La vicenda trae origine dalla decisione di Vodafone di modificare unilateralmente il periodo di rinnovo dei piani tariffari relativi alla propria offerta di servizi di telefonia fissa e mobile da 30 giorni a 4 settimane, con comunicazione di tale variazione ai clienti tramite sms o direttamente in fattura (in entrambi i casi, rimandando alla consultazione di una pagina internet per le informazioni di dettaglio); in tale contesto, ai clienti era offerta la possibilità di recedere dal contratto qualora non avessero inteso accettare tale modifica contrattuale. Peraltro, ai clienti che, contestualmente alla sottoscrizione del servizio di telefonia mobile, avevano acquistato (con pagamento frazionato su base rateale) un dispositivo mobile, oppure che per poter beneficiare di sconti sul piano tariffario si erano vincolati ad una permanenza contrattuale minima, in caso di recesso, veniva chiesto di versare in un'unica soluzione le rate residue o il corrispettivo previsto dalle condizioni generali di contratto in caso di recesso anticipato rispetto alla scadenza pattuita.

All’esito della propria istruttoria, l’AGCM aveva qualificato, quindi, tali pratiche come aggressive in ragione del fatto che queste avrebbero comportato “…un aggravio economico per il cliente che voglia avvalersi della facoltà di recedere dal contratto in quanto non intende accettare le modifiche predisposte unilateralmente dalla società…”, di fatto determinando un ostacolo alla libertà del consumatore di esercitare il proprio diritto di recesso.

Proprio la circostanza della sussistenza di pratiche commerciali “scorrette” (e non “ingannevoli”) in violazione degli articoli 20, 24 e 25 del Codice del Consumo ha consentito al TAR, dopo una lunga ricostruzione del quadro normativo di riferimento, di confermare la competenza dell’AGCM nel caso di specie, rigettando il primo motivo di ricorso proposto da Vodafone volto proprio a sollevare l’incompetenza dell’AGCM in favore dell’autorità di regolazione del settore (ossia, l’Autorità Garante per le Comunicazioni).

Quanto alla valutazione delle condotte, il TAR si è soffermata non tanto sulle singole previsioni contrattuali sopra descritte (di per sé lecite), quanto sulle tempistiche di richiesta del saldo delle rate residue o del corrispettivo per il recesso anticipato, in quanto derivanti dall’esercizio dello ius variandi da parte del professionista e non da una decisione volontaria del consumatore; in altre parole, il consumatore sarebbe stato influenzato (rectius, indebitamente condizionato) circa la propria possibilità di adottare una scelta consapevole al riguardo, e ciò in un ambito, tra l’altro, tradizionalmente caratterizzato da una forte asimmetria informativa, vista la natura tecnica dei servizi in questione.
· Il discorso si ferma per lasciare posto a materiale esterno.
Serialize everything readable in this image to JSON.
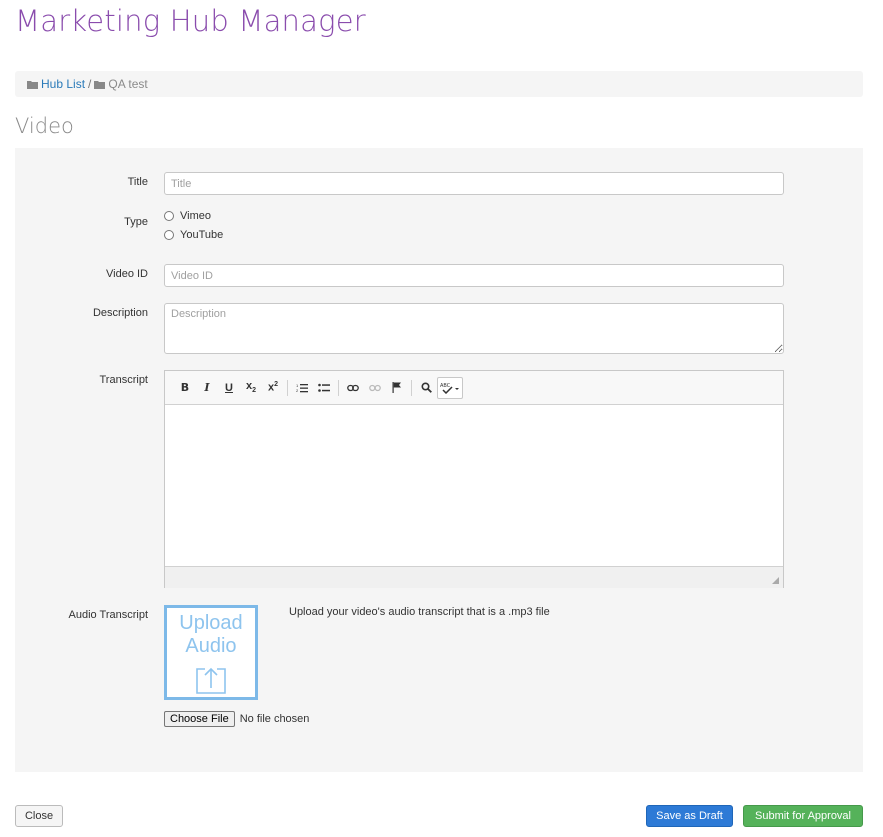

In  conclusione, il TAR ha respinto il ricorso di Vodafone, ritenendo le sanzioni irrogate dall’AGCM congrue, proporzionate e in linea con la giurisprudenza in materia. Sarà interessante a questo punto comprendere se Vodafone intenderà appellare la sentenza innanzi al Consiglio di Stato, in quello che sarebbe verosimilmente l’ultimo passaggio di una vicenda che ha attratto una certa attenzione mediatica.